Yo, por el contrario, albergaba un carnaval de emociones en mi estómago. Sentía como si las comparsas se movieran de un lado a otro en mis entrañas y los tambores repicaran en mi pecho; no podía disimular lo expectante y ansiosa que me encontraba. Pero, a pesar de su extraño comportamiento, no renunciaba a mi pretensión de comprender a papá. Seguramente no había sido fácil para él, ni lo sería para nadie, tener que explicar a su jefe que llegaría cualquier mañana, de un día común y corriente, acompañado de su hija de nueve años al sitio de trabajo. No obstante, debo aclarar que prometí evitar al máximo convertirme en un tropiezo para él. Mi único objetivo, el hálito que me daba fuerzas para vivir este nuevo día, era la fortuna de conocer su trabajo para contarle a mis amigas del colegio lo bueno que era para las otras personas, aquello que papá hacía. Para ser un poco más sincera, estaba cansada de lo vanidosas que resultaban mis compañeras de curso cuando se referían al oficio de sus padres.
Papá, siempre nos hablaba de la forma como ahora le estaba sirviendo a mucha gente. Ya no tenía que trabajar desde muy temprano, en la madrugada, pero se le hacía más difícil que con los animales allá en el campo.
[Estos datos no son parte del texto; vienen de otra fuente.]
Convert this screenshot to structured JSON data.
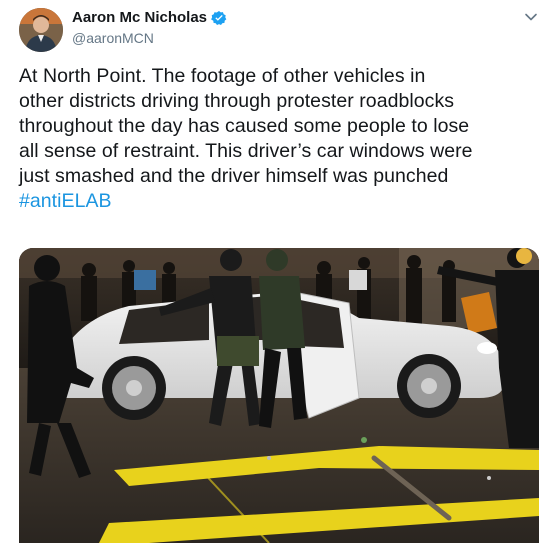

Trabajar con las personas es muy duro, comentaba papá, “….un día te quieren… otro te odian, un día te ayudan… otro te esquivan, en fin, no sólo trabajas con cada uno de tus compañeros sino también con sus temores, con sus odios, con sus locuras y sobretodo…con su intolerancia”. De eso entiendo poco, pero mamá decía que él se había convertido, en poco tiempo, en la alegría de muchos que carecen de muestras de afecto y que le agradaba trabajar con la gente del común. Sus comentarios me hicieron pensar, en algunas ocasiones, que podría estar trabajando en una de esas misiones humanitarias internacionales que viajan muy lejos, mucho más lejos de donde vivimos ahora, llevando alimentos, medicinas y prendas de vestir a los más pobres. Sin embargo, supongo que de ser así, no alcanzaría a llegar por las noches a cenar en casa. Además, si en casa no sobra la comida... ¿cómo iba a regalar a los demás? Dios proveerá, dice mamá… Bueno, lo importante era no especular más y enterarme de lo que él hacía. Tan pronto como tomé el desayuno, no sin antes hacer mi oración habitual, me levanté de la mesa, lavé mis dientes, acicalé mi cabello y preparé el morral. Mamá nos dijo que tal vez el colegio estaría más cerca del trabajo y con ello evitaríamos tener que emprender un largo viaje de regreso a casa al llegar el mediodía. Me entregaron una bolsa de tela parecida a una tula y papá sacó su gigante y sagrada maleta ovalada. La verdad, hasta hoy, había sido un misterio para mí qué clase de documentos o formularios necesitaban una maleta tan rara para protegerlos ó esconderlos; además, la maleta era vieja, destemplada y expelía un olor rancio que vagaba entre el contra y el agua de bruscos. Entiendo que la maleta fue un regalo de mi abuelo, quien la usó cuando viajó a la guerra entre liberales y conservadores en los cerros de aquí cerca, detrás de las sabanas donde vivíamos hasta hace dos años.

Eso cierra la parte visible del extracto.